At first, AIDS activist and playwright Larry Kramer saw Dr. Anthony Fauci as the personification of bureaucratic neglect — a cold and remote presence who failed to fully acknowledge and respond to the tragic scope of a disease that was wiping out a generation of gay men. He didn’t mince words, labeling Fauci ” a murderer.”
And yet, over time, things softened as Fauci began to work more collaboratively with Kramer and the activist group he co-founded ACT UP to develop better treatments for AIDS and HIV. Over the course of more than three decades, a relationship that was initially adversarial blossomed into a deep friendship.
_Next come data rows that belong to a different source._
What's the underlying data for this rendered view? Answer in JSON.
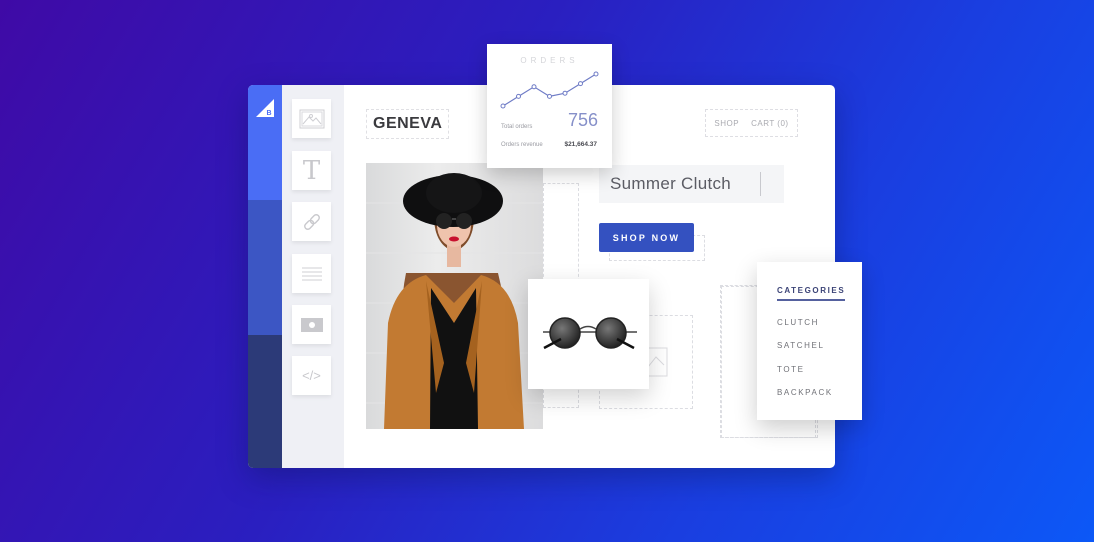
{
  "app": {
    "logo": "bigcommerce-logo",
    "brand_colors": {
      "background_start": "#3f0aa6",
      "background_end": "#0c58f7",
      "button": "#3451c0",
      "rail_top": "#4a6df5"
    }
  },
  "toolbar": {
    "tools": [
      {
        "name": "image-tool",
        "icon": "image-icon"
      },
      {
        "name": "text-tool",
        "icon": "text-icon",
        "glyph": "T"
      },
      {
        "name": "link-tool",
        "icon": "link-icon"
      },
      {
        "name": "paragraph-tool",
        "icon": "paragraph-icon"
      },
      {
        "name": "video-tool",
        "icon": "video-icon"
      },
      {
        "name": "code-tool",
        "icon": "code-icon",
        "glyph": "</>"
      }
    ]
  },
  "store": {
    "brand": "GENEVA",
    "nav": {
      "shop": "SHOP",
      "cart": "CART (0)"
    },
    "hero_heading": "Summer Clutch",
    "cta": "SHOP NOW"
  },
  "orders_widget": {
    "title": "ORDERS",
    "total_orders_label": "Total orders",
    "total_orders_value": "756",
    "revenue_label": "Orders revenue",
    "revenue_value": "$21,664.37",
    "trend": [
      2,
      5,
      8,
      5,
      6,
      9,
      12
    ]
  },
  "categories": {
    "title": "CATEGORIES",
    "items": [
      "CLUTCH",
      "SATCHEL",
      "TOTE",
      "BACKPACK"
    ]
  }
}
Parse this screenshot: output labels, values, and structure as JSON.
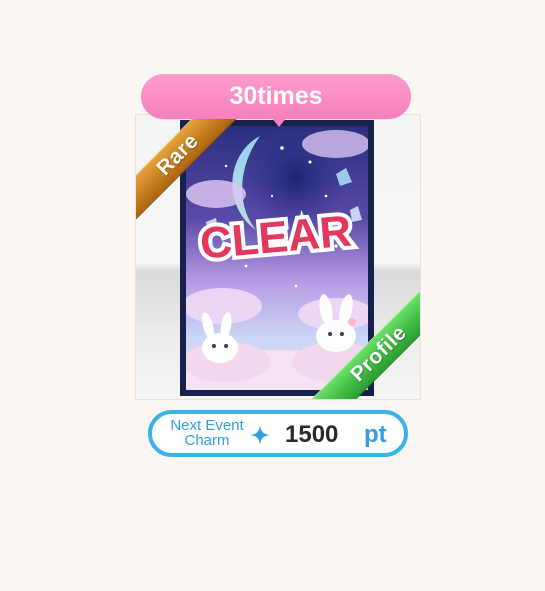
{
  "reward": {
    "times_label": "30times",
    "rarity_ribbon": "Rare",
    "type_ribbon": "Profile",
    "artwork": {
      "icon": "clear-card-artwork",
      "banner_text": "CLEAR"
    }
  },
  "charm": {
    "label_line1": "Next Event",
    "label_line2": "Charm",
    "sparkle_icon": "sparkle-icon",
    "value": "1500",
    "unit": "pt"
  },
  "colors": {
    "background": "#fcf6f2",
    "bubble_pink": "#f77fbc",
    "rare_gold": "#c57d1c",
    "profile_green": "#3fbe41",
    "charm_blue": "#3bb3ea"
  }
}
Kramer, whose body of work includes the pioneering look at the early days of the AIDS crisis, “The Normal Heart,” died Wednesday at the age of 84. Fauci, who as the director of the National Institute of Allergy and Infectious Diseases, has helped guide the country’s response to coronavirus, spoke with Variety about Kramer’s life, legacy, and the unusual bond they forged during an earlier public health crisis.
When did you first meet Larry Kramer?
In the mid to late 80’s. I was and am now a U.S. government official. Larry had a problem with how the Reagan and Bush administrations were handling the AIDS outbreak. He started to attack me as the face of the federal government and he did it in a rather iconoclastic, confrontative, theatrical way.
One of the first things he did was to write an article in the San Francisco Examiner in 1988 entitled “An Open Letter to Dr. Anthony Fauci.” He referred to me as an incompetent idiot and a murderer. He got my attention for sure.